Ssh key file permissions are set to 660 on every log in

Hi all,

I’ve created an ssh keypair in my persistent user storage in the folder ~/.ssh/. This key was verified to work correctly and I was able to successfully make a commit and put on my github account, both from the command line and using the jupyterlab-git extension.

However, when I logged out of JupyterHub and came back the next day and attempting to make a pull from the same repo, the jupyterlab-git extension gave an error, notifying me that the keys were too permissive and it would not perform the indicated operation. After a little googling, I realized that the keys need to be set to 600 to ensure other users on the system do not have permission to access them. Nothing a little chmod couldn’t handle, and I was back in business in no time. However, later in the day I realized that these permissions revert back to 660 upon every log in.

Are there any best practices for how to ensure these key permissions persist at 600 across sessions?
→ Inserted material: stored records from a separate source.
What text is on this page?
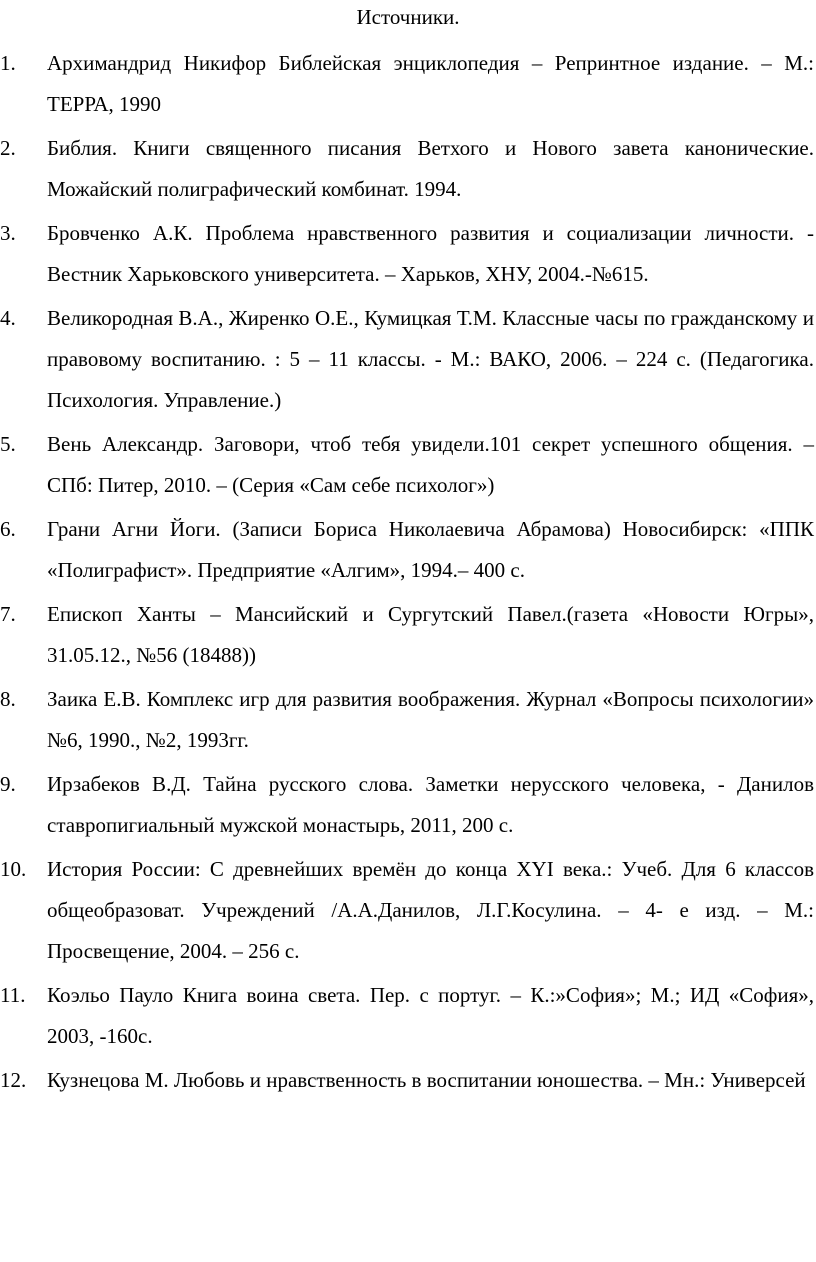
Источники.
1.	Архимандрид Никифор Библейская энциклопедия – Репринтное издание. – М.: ТЕРРА, 1990
2.	Библия. Книги священного писания Ветхого и Нового завета канонические. Можайский полиграфический комбинат. 1994.
3.	Бровченко А.К. Проблема нравственного развития и социализации личности. - Вестник Харьковского университета. – Харьков, ХНУ, 2004.-№615.
4.	Великородная В.А., Жиренко О.Е., Кумицкая Т.М. Классные часы по гражданскому и правовому воспитанию. : 5 – 11 классы. - М.: ВАКО, 2006. – 224 с. (Педагогика. Психология. Управление.)
5.	Вень Александр. Заговори, чтоб тебя увидели.101 секрет успешного общения. – СПб: Питер, 2010. – (Серия «Сам себе психолог»)
6.	Грани Агни Йоги. (Записи Бориса Николаевича Абрамова) Новосибирск: «ППК «Полиграфист». Предприятие «Алгим», 1994.– 400 с.
7.	Епископ Ханты – Мансийский и Сургутский Павел.(газета «Новости Югры», 31.05.12., №56 (18488))
8.	Заика Е.В. Комплекс игр для развития воображения. Журнал «Вопросы психологии» №6, 1990., №2, 1993гг.
9.	Ирзабеков В.Д. Тайна русского слова. Заметки нерусского человека, - Данилов ставропигиальный мужской монастырь, 2011, 200 с.
10. История России: С древнейших времён до конца XYI века.: Учеб. Для 6 классов общеобразоват. Учреждений /А.А.Данилов, Л.Г.Косулина. – 4- е изд. – М.: Просвещение, 2004. – 256 с.
11.	Коэльо Пауло Книга воина света. Пер. с португ. – К.:»София»; М.; ИД «София», 2003, -160с.
12. Кузнецова М. Любовь и нравственность в воспитании юношества. – Мн.: Универсей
I was thinking I could do something like:

singleuser:
  lifecycleHooks:
    postStart:
      exec:
        command: ["chmod", "600", "~/.ssh/id_rsa"]
        command: ["chmod", "600", "~/.ssh/id_rsa.pub"]

in the config.yaml but I wasn’t sure if there was a better way to accomplish this task, or what would happen if another user didn’t have these keys created. Any thoughts?
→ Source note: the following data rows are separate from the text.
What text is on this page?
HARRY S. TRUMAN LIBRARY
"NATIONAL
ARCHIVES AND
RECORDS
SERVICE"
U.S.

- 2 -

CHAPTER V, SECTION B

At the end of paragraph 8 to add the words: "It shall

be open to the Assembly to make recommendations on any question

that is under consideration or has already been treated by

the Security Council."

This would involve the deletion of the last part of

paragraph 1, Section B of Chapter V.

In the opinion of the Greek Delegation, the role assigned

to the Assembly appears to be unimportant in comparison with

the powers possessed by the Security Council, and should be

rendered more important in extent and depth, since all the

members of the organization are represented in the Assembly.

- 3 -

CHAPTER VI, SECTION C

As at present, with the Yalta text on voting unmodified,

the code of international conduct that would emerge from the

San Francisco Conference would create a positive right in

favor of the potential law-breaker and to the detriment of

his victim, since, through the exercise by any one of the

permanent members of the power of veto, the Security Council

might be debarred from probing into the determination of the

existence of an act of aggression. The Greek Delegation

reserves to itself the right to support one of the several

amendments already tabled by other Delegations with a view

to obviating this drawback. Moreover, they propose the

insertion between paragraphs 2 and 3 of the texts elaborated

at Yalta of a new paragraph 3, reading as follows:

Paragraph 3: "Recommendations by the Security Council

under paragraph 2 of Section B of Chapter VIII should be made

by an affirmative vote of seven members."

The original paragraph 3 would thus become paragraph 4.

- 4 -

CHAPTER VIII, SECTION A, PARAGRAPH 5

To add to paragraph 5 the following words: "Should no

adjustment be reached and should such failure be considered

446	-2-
I’m running JupyterHub 2.3.1 20220809132319 with this user image, which is based off of the dockerstacks jupyter/datascience image pulled on 8/9/2022.

Thanks!

Are you setting a fsGroup?

This is one possibility for why the permissions are reset to 660.

To figure out the underlying cause you might need to check the documentation for your K8s volume provisioner, and do some testing of pods and PVCs/PVs.

I’m not setting an fsGroup. I’m still getting my feet underneath with regarding Kubernetes so I stuck to the Z2JH guide and haven’t explored too many other configurations quite yet. I’ll look into this link and see if I can make enough sense of it to determine if it can solve my issue. Thanks for the suggestion!